Das Konrad-Wachsmann-Haus wurde 1927 nach einem Entwurf von Konrad Wachsmann durch die bekannte Nieskyer Holzbaufirma Christoph & Unmack errichtet. Mit seiner modernen, am Bauhaus orientierten Formensprache ist es ein herausragendes Beispiel für den industrialisierten Holzhausbau. Ursprünglich als Wohnhaus für ein Vorstandsmitglied der Firma Christoph & Unmack errichtet, erwarb es einige Jahre später der Chefarzt des Nieskyer Krankenhauses.

Nach 1945 wurde das Blockhaus öffentlich genutzt, zunächst als Katasteramt, dann von der FDJ-Kreisleitung.

Im Jahre 1983 wurde das Holzhaus als Werk Konrad Wachsmanns erkannt und unter Denkmalschutz gestellt. Es folgten erste Sanierungsarbeiten. Nach langen Jahren des Leerstandes konnte die Stadt Niesky im Jahre 2005 das Konrad-Wachsmann-Haus erwerben.
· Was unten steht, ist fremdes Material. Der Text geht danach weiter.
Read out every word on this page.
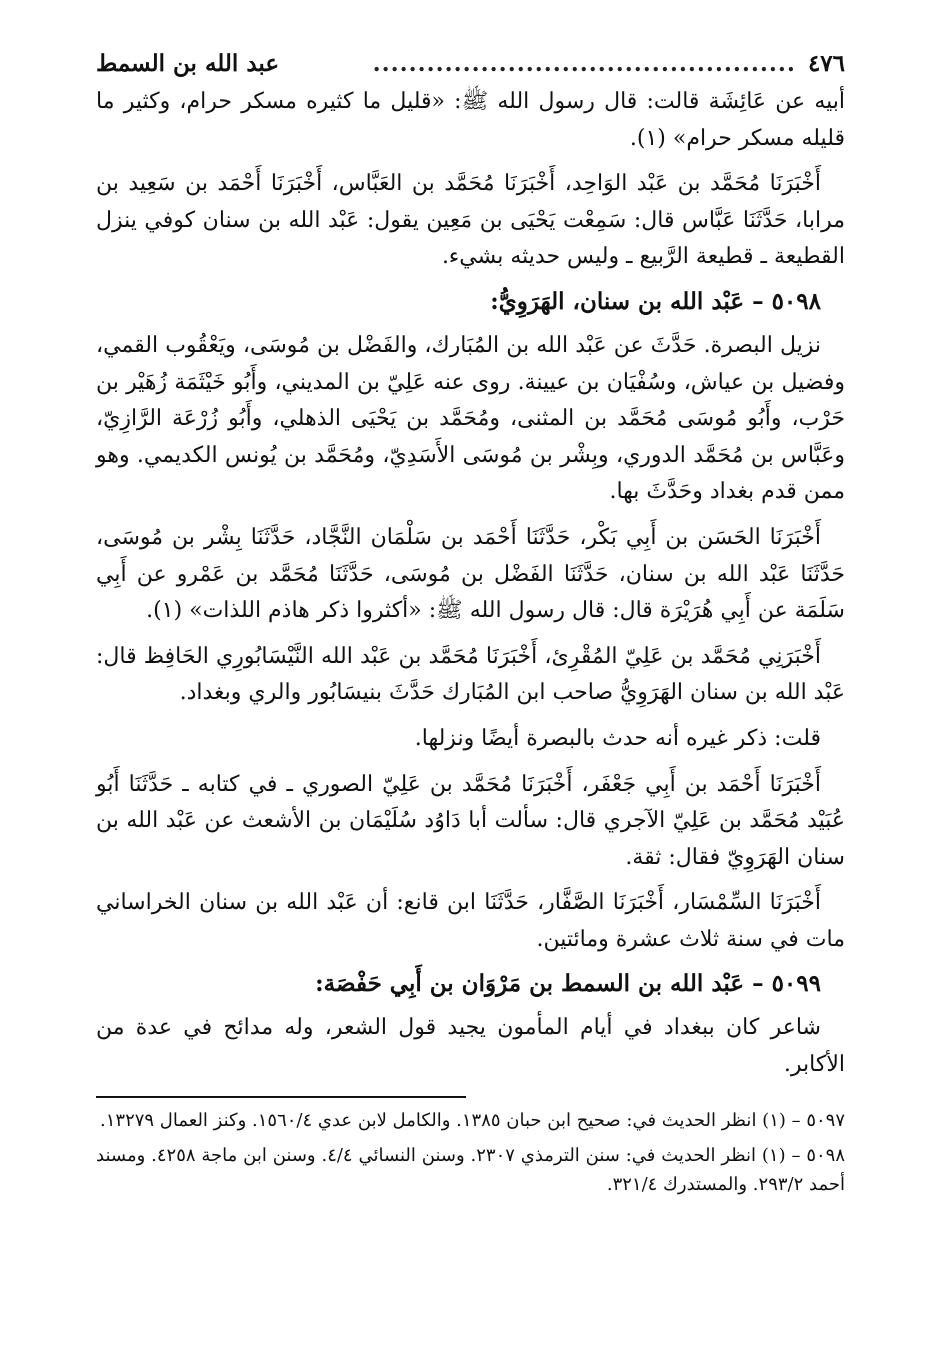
٤٧٦
...............................................
عبد الله بن السمط

أبيه عن عَائِشَة قالت: قال رسول الله ﷺ: «قليل ما كثيره مسكر حرام، وكثير ما قليله مسكر حرام» (١).

أَخْبَرَنَا مُحَمَّد بن عَبْد الوَاحِد، أَخْبَرَنَا مُحَمَّد بن العَبَّاس، أَخْبَرَنَا أَحْمَد بن سَعِيد بن مرابا، حَدَّثَنَا عَبَّاس قال: سَمِعْت يَحْيَى بن مَعِين يقول: عَبْد الله بن سنان كوفي ينزل القطيعة ـ قطيعة الرَّبيع ـ وليس حديثه بشيء.

٥٠٩٨ – عَبْد الله بن سنان، الهَرَوِيُّ:

نزيل البصرة. حَدَّثَ عن عَبْد الله بن المُبَارك، والفَضْل بن مُوسَى، ويَعْقُوب القمي، وفضيل بن عياش، وسُفْيَان بن عيينة. روى عنه عَلِيّ بن المديني، وأَبُو خَيْثَمَة زُهَيْر بن حَرْب، وأَبُو مُوسَى مُحَمَّد بن المثنى، ومُحَمَّد بن يَحْيَى الذهلي، وأَبُو زُرْعَة الرَّازِيّ، وعَبَّاس بن مُحَمَّد الدوري، وبِشْر بن مُوسَى الأَسَدِيّ، ومُحَمَّد بن يُونس الكديمي. وهو ممن قدم بغداد وحَدَّثَ بها.

أَخْبَرَنَا الحَسَن بن أَبِي بَكْر، حَدَّثَنَا أَحْمَد بن سَلْمَان النَّجَّاد، حَدَّثَنَا بِشْر بن مُوسَى، حَدَّثَنَا عَبْد الله بن سنان، حَدَّثَنَا الفَضْل بن مُوسَى، حَدَّثَنَا مُحَمَّد بن عَمْرو عن أَبِي سَلَمَة عن أَبِي هُرَيْرَة قال: قال رسول الله ﷺ: «أكثروا ذكر هاذم اللذات» (١).

أَخْبَرَنِي مُحَمَّد بن عَلِيّ المُقْرِئ، أَخْبَرَنَا مُحَمَّد بن عَبْد الله النَّيْسَابُورِي الحَافِظ قال: عَبْد الله بن سنان الهَرَوِيُّ صاحب ابن المُبَارك حَدَّثَ بنيسَابُور والري وبغداد.

قلت: ذكر غيره أنه حدث بالبصرة أيضًا ونزلها.

أَخْبَرَنَا أَحْمَد بن أَبِي جَعْفَر، أَخْبَرَنَا مُحَمَّد بن عَلِيّ الصوري ـ في كتابه ـ حَدَّثَنَا أَبُو عُبَيْد مُحَمَّد بن عَلِيّ الآجري قال: سألت أبا دَاوُد سُلَيْمَان بن الأشعث عن عَبْد الله بن سنان الهَرَوِيّ فقال: ثقة.

أَخْبَرَنَا السِّمْسَار، أَخْبَرَنَا الصَّفَّار، حَدَّثَنَا ابن قانع: أن عَبْد الله بن سنان الخراساني مات في سنة ثلاث عشرة ومائتين.

٥٠٩٩ – عَبْد الله بن السمط بن مَرْوَان بن أَبِي حَفْصَة:

شاعر كان ببغداد في أيام المأمون يجيد قول الشعر، وله مدائح في عدة من الأكابر.

٥٠٩٧ – (١) انظر الحديث في: صحيح ابن حبان ١٣٨٥. والكامل لابن عدي ١٥٦٠/٤. وكنز العمال ١٣٢٧٩.

٥٠٩٨ – (١) انظر الحديث في: سنن الترمذي ٢٣٠٧. وسنن النسائي ٤/٤. وسنن ابن ماجة ٤٢٥٨. ومسند أحمد ٢٩٣/٢. والمستدرك ٣٢١/٤.
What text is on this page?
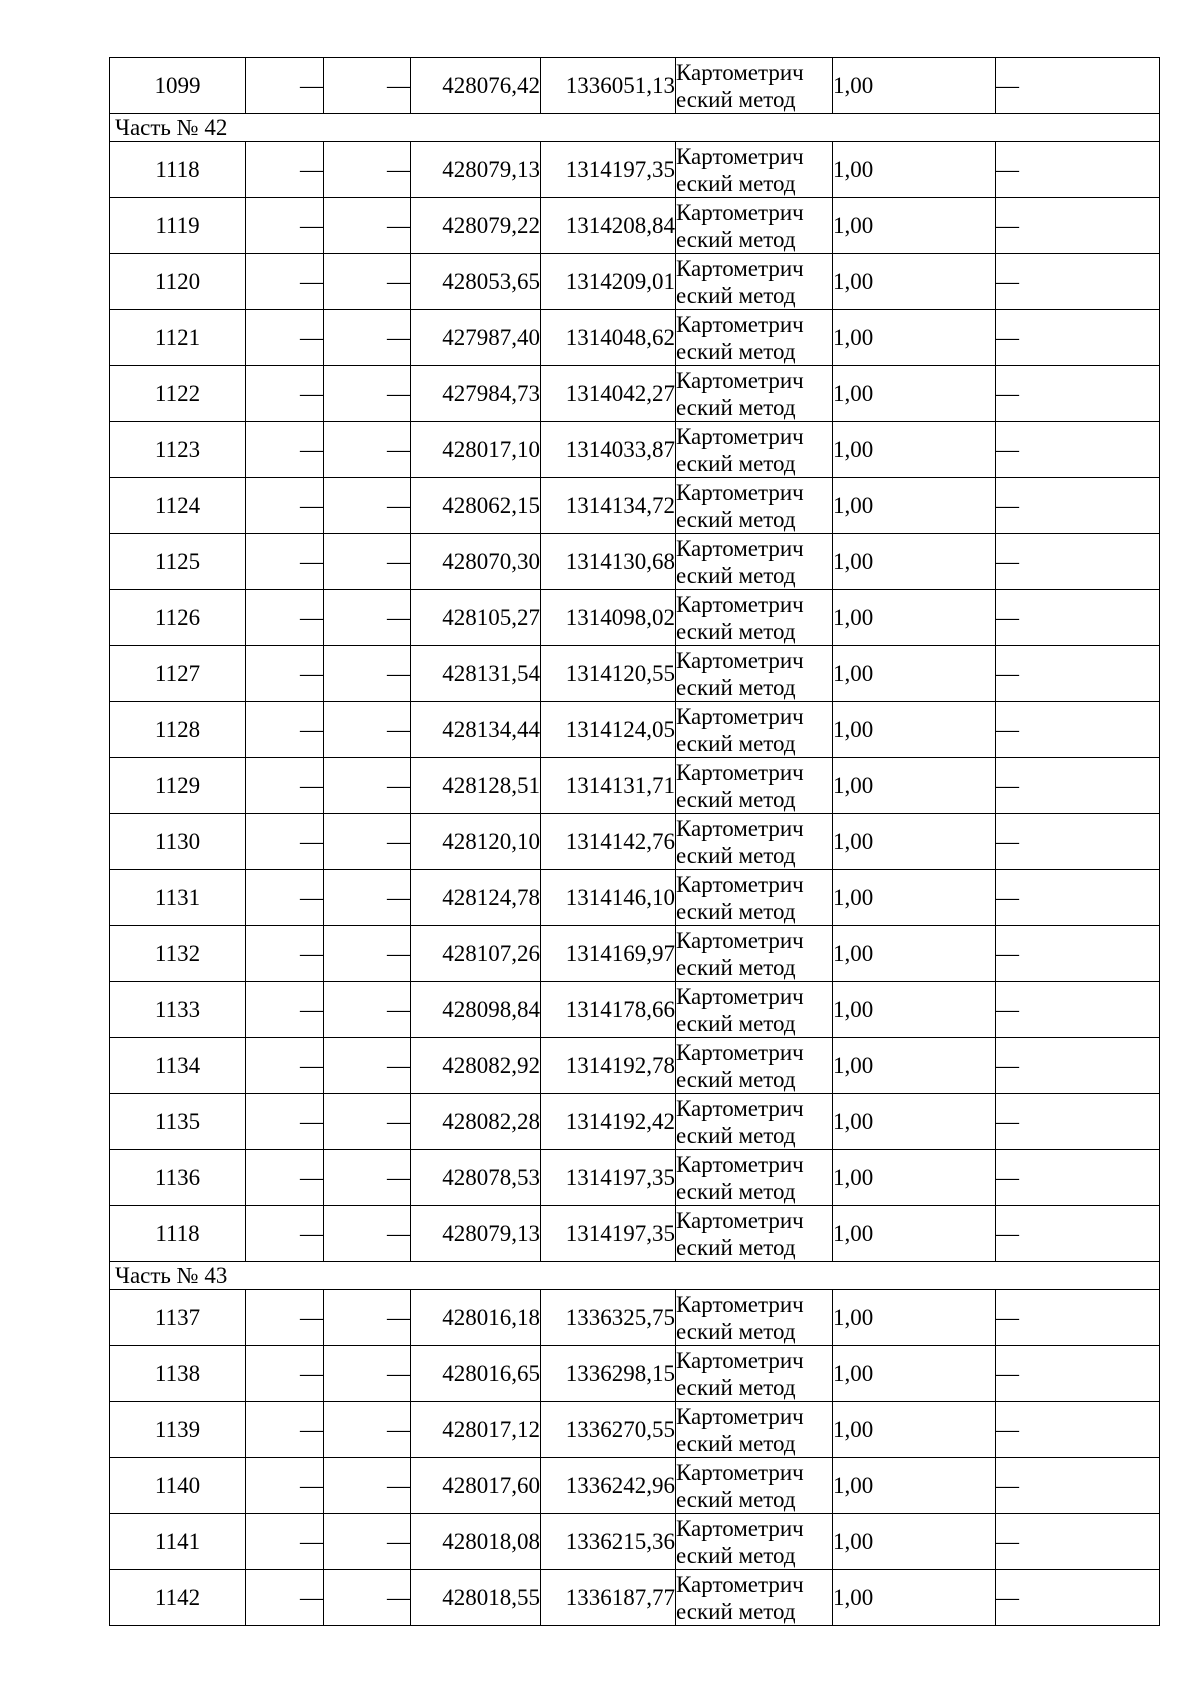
1099	—	—	428076,42	1336051,13	Картометрич
еский метод	1,00	—
Часть № 42							
1118	—	—	428079,13	1314197,35	Картометрич
еский метод	1,00	—
1119	—	—	428079,22	1314208,84	Картометрич
еский метод	1,00	—
1120	—	—	428053,65	1314209,01	Картометрич
еский метод	1,00	—
1121	—	—	427987,40	1314048,62	Картометрич
еский метод	1,00	—
1122	—	—	427984,73	1314042,27	Картометрич
еский метод	1,00	—
1123	—	—	428017,10	1314033,87	Картометрич
еский метод	1,00	—
1124	—	—	428062,15	1314134,72	Картометрич
еский метод	1,00	—
1125	—	—	428070,30	1314130,68	Картометрич
еский метод	1,00	—
1126	—	—	428105,27	1314098,02	Картометрич
еский метод	1,00	—
1127	—	—	428131,54	1314120,55	Картометрич
еский метод	1,00	—
1128	—	—	428134,44	1314124,05	Картометрич
еский метод	1,00	—
1129	—	—	428128,51	1314131,71	Картометрич
еский метод	1,00	—
1130	—	—	428120,10	1314142,76	Картометрич
еский метод	1,00	—
1131	—	—	428124,78	1314146,10	Картометрич
еский метод	1,00	—
1132	—	—	428107,26	1314169,97	Картометрич
еский метод	1,00	—
1133	—	—	428098,84	1314178,66	Картометрич
еский метод	1,00	—
1134	—	—	428082,92	1314192,78	Картометрич
еский метод	1,00	—
1135	—	—	428082,28	1314192,42	Картометрич
еский метод	1,00	—
1136	—	—	428078,53	1314197,35	Картометрич
еский метод	1,00	—
1118	—	—	428079,13	1314197,35	Картометрич
еский метод	1,00	—
Часть № 43							
1137	—	—	428016,18	1336325,75	Картометрич
еский метод	1,00	—
1138	—	—	428016,65	1336298,15	Картометрич
еский метод	1,00	—
1139	—	—	428017,12	1336270,55	Картометрич
еский метод	1,00	—
1140	—	—	428017,60	1336242,96	Картометрич
еский метод	1,00	—
1141	—	—	428018,08	1336215,36	Картометрич
еский метод	1,00	—
1142	—	—	428018,55	1336187,77	Картометрич
еский метод	1,00	—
Zwischen 2011 und 2014 wurde das Holzhaus denkmalgerecht saniert. Grundlage für die Sanierung waren unter anderem historische Pläne und Fotografien. Ein Restauratorenteam entdeckte die ursprüngliche, intensive Farbigkeit der einzelnen Räume. Diese wurde mittels Leinölfarben wiederhergestellt.

Die feierliche Eröffnung des Forum Konrad-Wachsmann-Haus mit der Dauerausstellung „Holzbauten der Moderne - Entwicklung des industriellen Holzhausbaus“ fand im Oktober 2014 statt.

Virtueller Rundgang durch das Konrad-Wachsmann-Haus

Mit freundlicher Unterstützung von der Firma SACHSENHITS VRmedia wurde der folgende virtuelle Rundgang durch das Konrad-Wachsmann-Haus erstellt. In kürze folgt eine digitale interaktive Dokumentation des Projektes "Kleiner Christoph".

Baubeschreibung

Das Direktorenwohnhaus wurde 1927 in Blockbauweise errichtet. Wachsmann konstruierte einen funktionell durchdachten, modernen Bau mit klarem, kubischem Baukörper. Im Gegensatz zu herkömmlichen Blockhäusern treten die Zwischenwände nicht aus der Fassade hervor, sondern sind in einer Nut der Außenwand eingeschoben. Dadurch erhält die Fassade einen gespannten, fast hautartigen Charakter. Bemerkenswert ist die opulente Durchfensterung. Die verstärkten Bohlen der Sturze überspannen Fensterbänke mit Weiten bis zu sechs Metern. Die Räume im Erdgeschoss lassen sich durch Schiebetüren variieren, der Schornstein steht als Pfeiler mitten im Raum. Eine großzügige Terrasse vermittelt den Übergang zum parkähnlichen Garten. Die Galerie im Obergeschoss erschließt die kleineren Schlafräume der Eltern und Kinder. Moderne, harmonisch aufeinander abgestimmte Farben schmücken die einzelnen Räume.